My current impressions are:

* Reiser3 is nice with the right parameters for the few cases
  where there is a significant number of small files on a small
  storage system accessed by a single process.

* 'ext2' is nice for small freshly loaded filesystems with not
  too big files, and for MS-Windows compatibility.

* 'ext3' is good for widespread compatibility and for somewhat
  "average", small or middling filesystems up to 2TB.

* 'ext4' is good for inplace upgradeability from 'ext3', and some
  more scalability and features, but I can't see any real reason
  why it was developed but offering an in-place upgrade path to RH
  customers, given that JFS and XFS were there are fairly mature
  already. I think it has a bit more scalability and performance
  than 'ext3' (especially better internal parallelism).

* JFS is good for almost everything, including largish filesystems
  on somewhat largish systems with lots of processes accessing
  lots of files, and works equally well on 32b and 64b, is very
  stable, and has a couple of nice features. Its major downside is
  less care than XFS for barriers. I think that it can support
  well filesystems up to 10-15TB, and perhaps beyond. It should
  have been made the default for Linux for at least a decade
  instead of 'ext3'.

* XFS is like JFS, and with somewhat higher scalability both as to
  sizes and as to higher internal parallelism in the of multiple
  processes accessing the same file, and has a couple of nice
  features (mostly barrier support, but also small blocks and large
  inodes). Its major limitation are internal complexity and should
  only be used on 64b systems. It can support single filesystems
  larger than 10-15TB, but that's stretching things.

* Lustre works well as a network parallel large file streaming
  filesystem. It is however somewhat unstable and great care has to
  be taken in integration testing because of that.
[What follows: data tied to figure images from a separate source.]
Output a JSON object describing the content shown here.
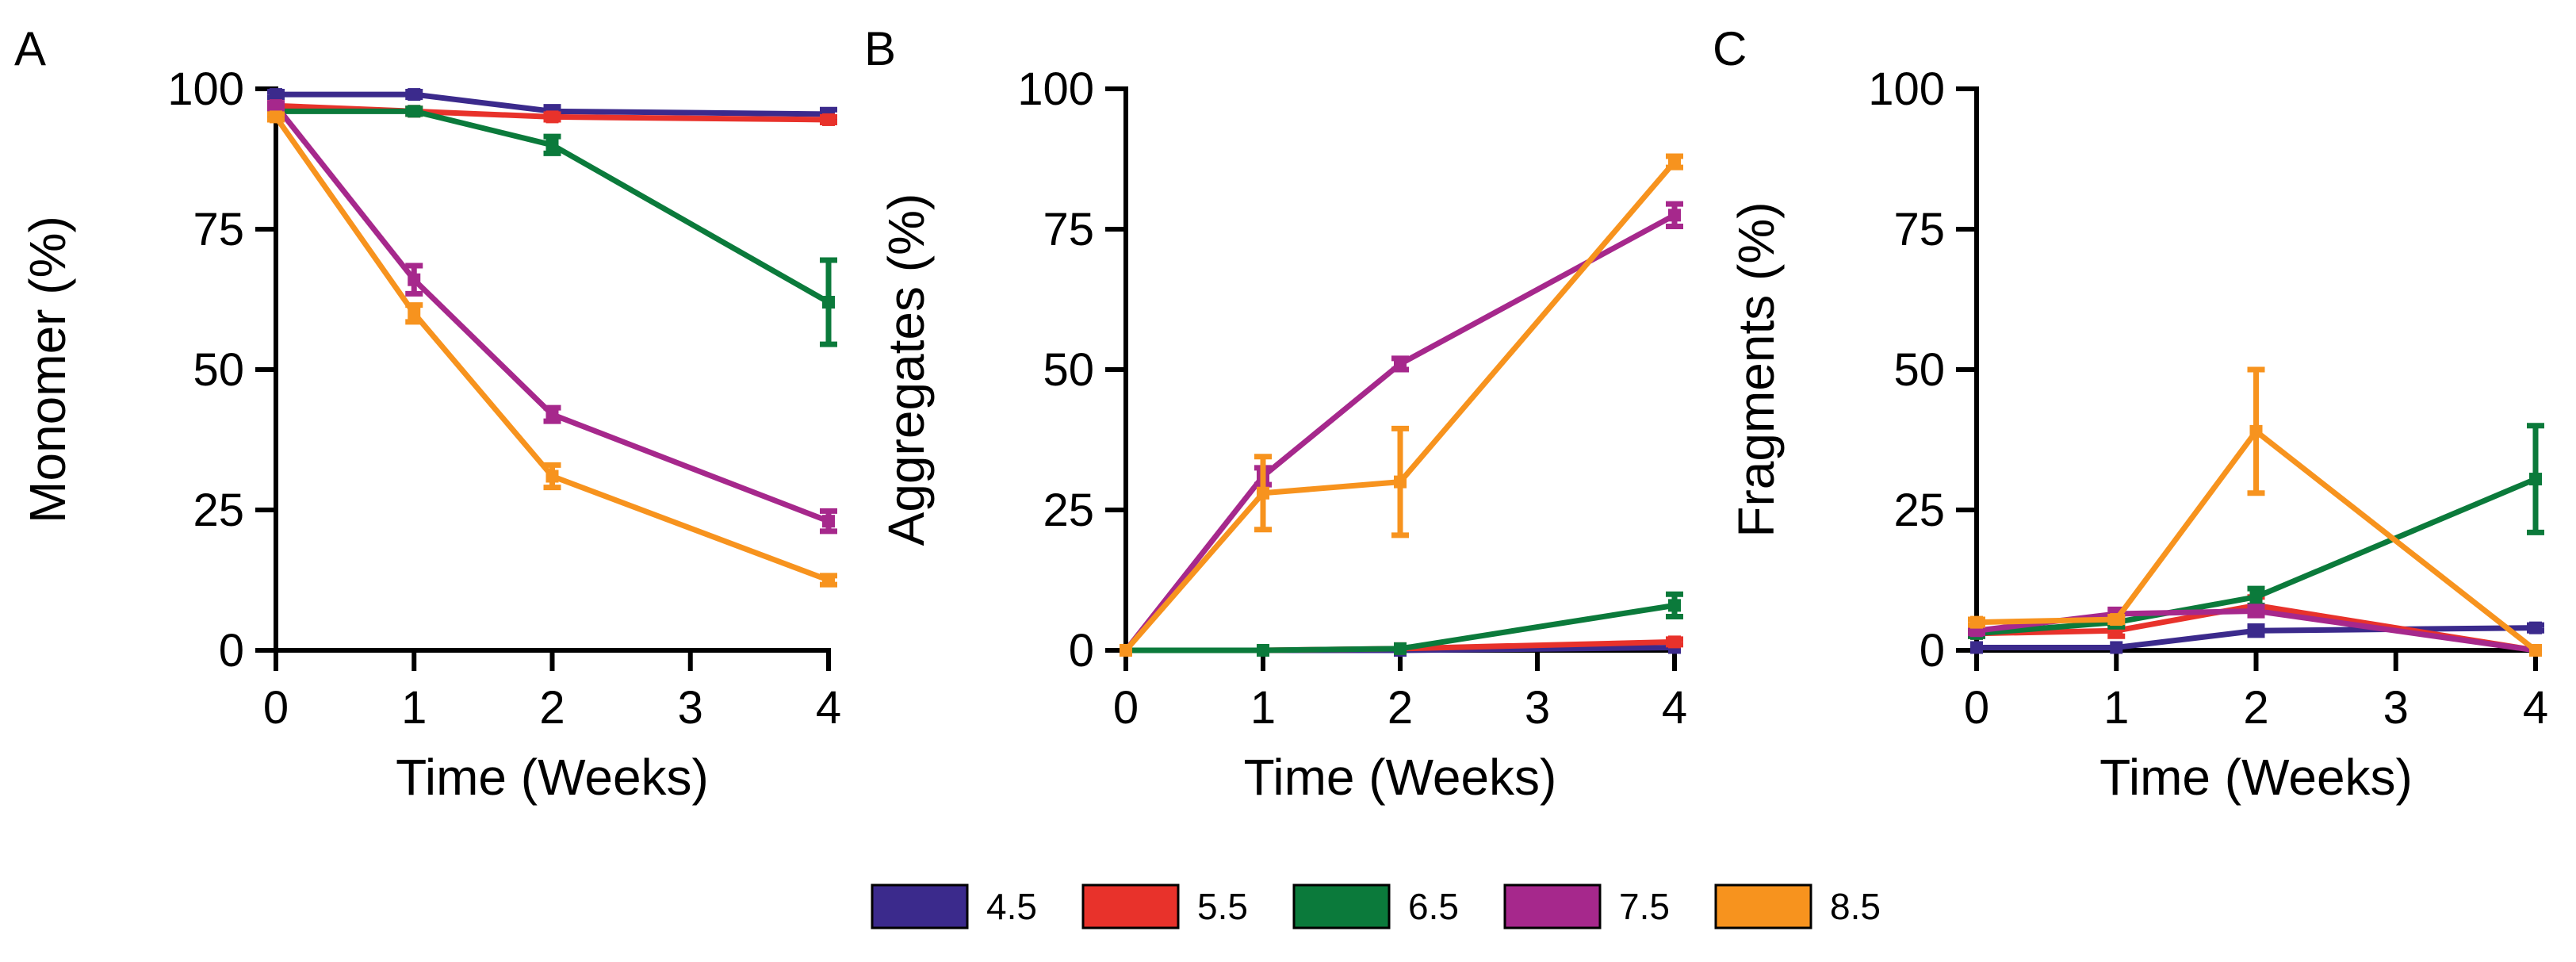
{
  "legend": {
    "items": [
      {
        "label": "4.5",
        "color": "#3B2A8C"
      },
      {
        "label": "5.5",
        "color": "#E8322B"
      },
      {
        "label": "6.5",
        "color": "#0B7A3B"
      },
      {
        "label": "7.5",
        "color": "#A6288C"
      },
      {
        "label": "8.5",
        "color": "#F7931E"
      }
    ]
  },
  "chart_data": [
    {
      "type": "line",
      "panel_label": "A",
      "title": "",
      "xlabel": "Time (Weeks)",
      "ylabel": "Monomer (%)",
      "x_ticks": [
        0,
        1,
        2,
        3,
        4
      ],
      "y_ticks": [
        0,
        25,
        50,
        75,
        100
      ],
      "xlim": [
        0,
        4
      ],
      "ylim": [
        0,
        100
      ],
      "x": [
        0,
        1,
        2,
        4
      ],
      "series": [
        {
          "name": "4.5",
          "values": [
            99,
            99,
            96,
            95.5
          ],
          "errors": [
            0.5,
            0.5,
            0.8,
            0.8
          ]
        },
        {
          "name": "5.5",
          "values": [
            97,
            96,
            95,
            94.5
          ],
          "errors": [
            0.5,
            0.5,
            0.5,
            0.5
          ]
        },
        {
          "name": "6.5",
          "values": [
            96,
            96,
            90,
            62
          ],
          "errors": [
            0.5,
            0.5,
            1.5,
            7.5
          ]
        },
        {
          "name": "7.5",
          "values": [
            97,
            66,
            42,
            23
          ],
          "errors": [
            0.5,
            2.5,
            1.2,
            1.8
          ]
        },
        {
          "name": "8.5",
          "values": [
            95,
            60,
            31,
            12.5
          ],
          "errors": [
            0.5,
            1.5,
            2,
            0.8
          ]
        }
      ]
    },
    {
      "type": "line",
      "panel_label": "B",
      "title": "",
      "xlabel": "Time (Weeks)",
      "ylabel": "Aggregates (%)",
      "x_ticks": [
        0,
        1,
        2,
        3,
        4
      ],
      "y_ticks": [
        0,
        25,
        50,
        75,
        100
      ],
      "xlim": [
        0,
        4
      ],
      "ylim": [
        0,
        100
      ],
      "x": [
        0,
        1,
        2,
        4
      ],
      "series": [
        {
          "name": "4.5",
          "values": [
            0,
            0,
            0,
            0.5
          ],
          "errors": [
            0,
            0,
            0,
            0
          ]
        },
        {
          "name": "5.5",
          "values": [
            0,
            0,
            0.3,
            1.5
          ],
          "errors": [
            0,
            0,
            0,
            0.5
          ]
        },
        {
          "name": "6.5",
          "values": [
            0,
            0,
            0.3,
            8
          ],
          "errors": [
            0,
            0,
            0,
            2
          ]
        },
        {
          "name": "7.5",
          "values": [
            0,
            31,
            51,
            77.5
          ],
          "errors": [
            0,
            1.5,
            1,
            2
          ]
        },
        {
          "name": "8.5",
          "values": [
            0,
            28,
            30,
            87
          ],
          "errors": [
            0,
            6.5,
            9.5,
            1
          ]
        }
      ]
    },
    {
      "type": "line",
      "panel_label": "C",
      "title": "",
      "xlabel": "Time (Weeks)",
      "ylabel": "Fragments (%)",
      "x_ticks": [
        0,
        1,
        2,
        3,
        4
      ],
      "y_ticks": [
        0,
        25,
        50,
        75,
        100
      ],
      "xlim": [
        0,
        4
      ],
      "ylim": [
        0,
        100
      ],
      "x": [
        0,
        1,
        2,
        4
      ],
      "series": [
        {
          "name": "4.5",
          "values": [
            0.5,
            0.5,
            3.5,
            4
          ],
          "errors": [
            0,
            0,
            0.8,
            0.5
          ]
        },
        {
          "name": "5.5",
          "values": [
            3,
            3.5,
            8,
            0
          ],
          "errors": [
            0.5,
            1,
            1.5,
            0
          ]
        },
        {
          "name": "6.5",
          "values": [
            3,
            5,
            9.5,
            30.5
          ],
          "errors": [
            0.5,
            0.8,
            1.5,
            9.5
          ]
        },
        {
          "name": "7.5",
          "values": [
            3.5,
            6.5,
            7,
            0
          ],
          "errors": [
            0.5,
            0.8,
            0.8,
            0
          ]
        },
        {
          "name": "8.5",
          "values": [
            5,
            5.5,
            39,
            0
          ],
          "errors": [
            0.5,
            0.5,
            11,
            0
          ]
        }
      ]
    }
  ]
}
I currently think that JFS, XFS and Lustre cover more or less all
common workloads. I occasionally use 'ext2' or NTFS for data
exchange between Linux and MS-Windows.

There are some other interesting ones:

* UDF could be a very decent small-average sized file systems,
  especially for interchange, but also general purpose use.
  Implementations are a bit lacking.

* OCFS2 used in non cluster mode works well, and has pretty decent
  performance, and can be used in shared-storage mode too, but it
  seems still a bit too unstable.

* NILFS2 seems just the right thing for SSD based file systems,
  and with a collector could be a general purpose file systems.
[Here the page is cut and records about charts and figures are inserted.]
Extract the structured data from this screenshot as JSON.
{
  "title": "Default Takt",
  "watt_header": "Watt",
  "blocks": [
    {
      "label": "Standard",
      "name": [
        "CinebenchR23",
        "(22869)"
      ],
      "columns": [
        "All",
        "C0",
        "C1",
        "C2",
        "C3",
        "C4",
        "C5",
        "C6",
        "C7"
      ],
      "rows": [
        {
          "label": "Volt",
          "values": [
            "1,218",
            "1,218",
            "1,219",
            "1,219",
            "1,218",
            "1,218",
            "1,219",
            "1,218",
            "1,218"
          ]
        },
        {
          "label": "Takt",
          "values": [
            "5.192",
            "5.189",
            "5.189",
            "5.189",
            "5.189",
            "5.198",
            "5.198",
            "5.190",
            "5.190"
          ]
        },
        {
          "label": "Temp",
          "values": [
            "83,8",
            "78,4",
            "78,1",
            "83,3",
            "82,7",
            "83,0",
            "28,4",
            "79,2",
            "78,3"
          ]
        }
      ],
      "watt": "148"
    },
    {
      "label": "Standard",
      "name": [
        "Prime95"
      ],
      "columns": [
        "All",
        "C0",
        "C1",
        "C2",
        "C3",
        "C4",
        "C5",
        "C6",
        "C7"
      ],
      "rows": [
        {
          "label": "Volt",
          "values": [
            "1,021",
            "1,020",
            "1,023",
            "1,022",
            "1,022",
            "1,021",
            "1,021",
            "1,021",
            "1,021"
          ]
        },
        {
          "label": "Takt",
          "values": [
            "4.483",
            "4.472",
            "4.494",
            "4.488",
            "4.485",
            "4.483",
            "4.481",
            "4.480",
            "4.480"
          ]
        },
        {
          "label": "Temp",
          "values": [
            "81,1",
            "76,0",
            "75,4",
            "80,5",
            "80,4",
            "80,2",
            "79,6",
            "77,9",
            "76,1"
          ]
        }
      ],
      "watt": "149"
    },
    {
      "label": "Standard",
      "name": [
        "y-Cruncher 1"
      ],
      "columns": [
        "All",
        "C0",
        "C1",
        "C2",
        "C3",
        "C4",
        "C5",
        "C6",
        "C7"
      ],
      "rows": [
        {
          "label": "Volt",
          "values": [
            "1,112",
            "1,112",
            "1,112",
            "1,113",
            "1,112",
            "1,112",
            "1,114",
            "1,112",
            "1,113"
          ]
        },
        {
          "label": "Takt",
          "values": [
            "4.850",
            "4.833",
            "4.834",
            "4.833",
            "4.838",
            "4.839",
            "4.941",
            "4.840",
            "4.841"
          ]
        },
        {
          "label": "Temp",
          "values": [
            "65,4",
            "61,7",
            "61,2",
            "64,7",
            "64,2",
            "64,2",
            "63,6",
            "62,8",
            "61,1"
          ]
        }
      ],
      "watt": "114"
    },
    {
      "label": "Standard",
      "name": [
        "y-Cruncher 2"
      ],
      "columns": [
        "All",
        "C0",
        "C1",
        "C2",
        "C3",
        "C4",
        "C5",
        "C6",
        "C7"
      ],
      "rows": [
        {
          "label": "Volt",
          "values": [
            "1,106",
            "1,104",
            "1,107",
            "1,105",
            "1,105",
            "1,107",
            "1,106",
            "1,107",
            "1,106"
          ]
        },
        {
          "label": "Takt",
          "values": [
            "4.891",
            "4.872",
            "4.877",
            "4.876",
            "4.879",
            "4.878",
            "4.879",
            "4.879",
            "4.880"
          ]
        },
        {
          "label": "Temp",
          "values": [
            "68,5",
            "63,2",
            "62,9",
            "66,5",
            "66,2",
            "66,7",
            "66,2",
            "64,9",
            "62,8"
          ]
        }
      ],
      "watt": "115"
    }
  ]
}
* GlusterFS seems quite interesting for the distributed case.

Reiser4 also looked fairly good, but it has been sort of succeeded
by BTRFS (whose author used to work on Reiser4), but BTRFS seems
like a non entirely justified successor to 'ext4', but it has also
a few nice extra features builtin that I am not sure really need to
be built in ( have the same feeling for ZFS).

Then there are traditional file systems which also have some
special interest, like OpenAFS or GFS2.

The major current issue with all of these is 'fsck' times and lack
of scalability to single-pool filesystems larger than several TB,
but doing that well is still a research issue (which hasn't stopped
happy-go-lucky people from creating much larger filesystems,
usually with XFS, "because you can", but good luck to them).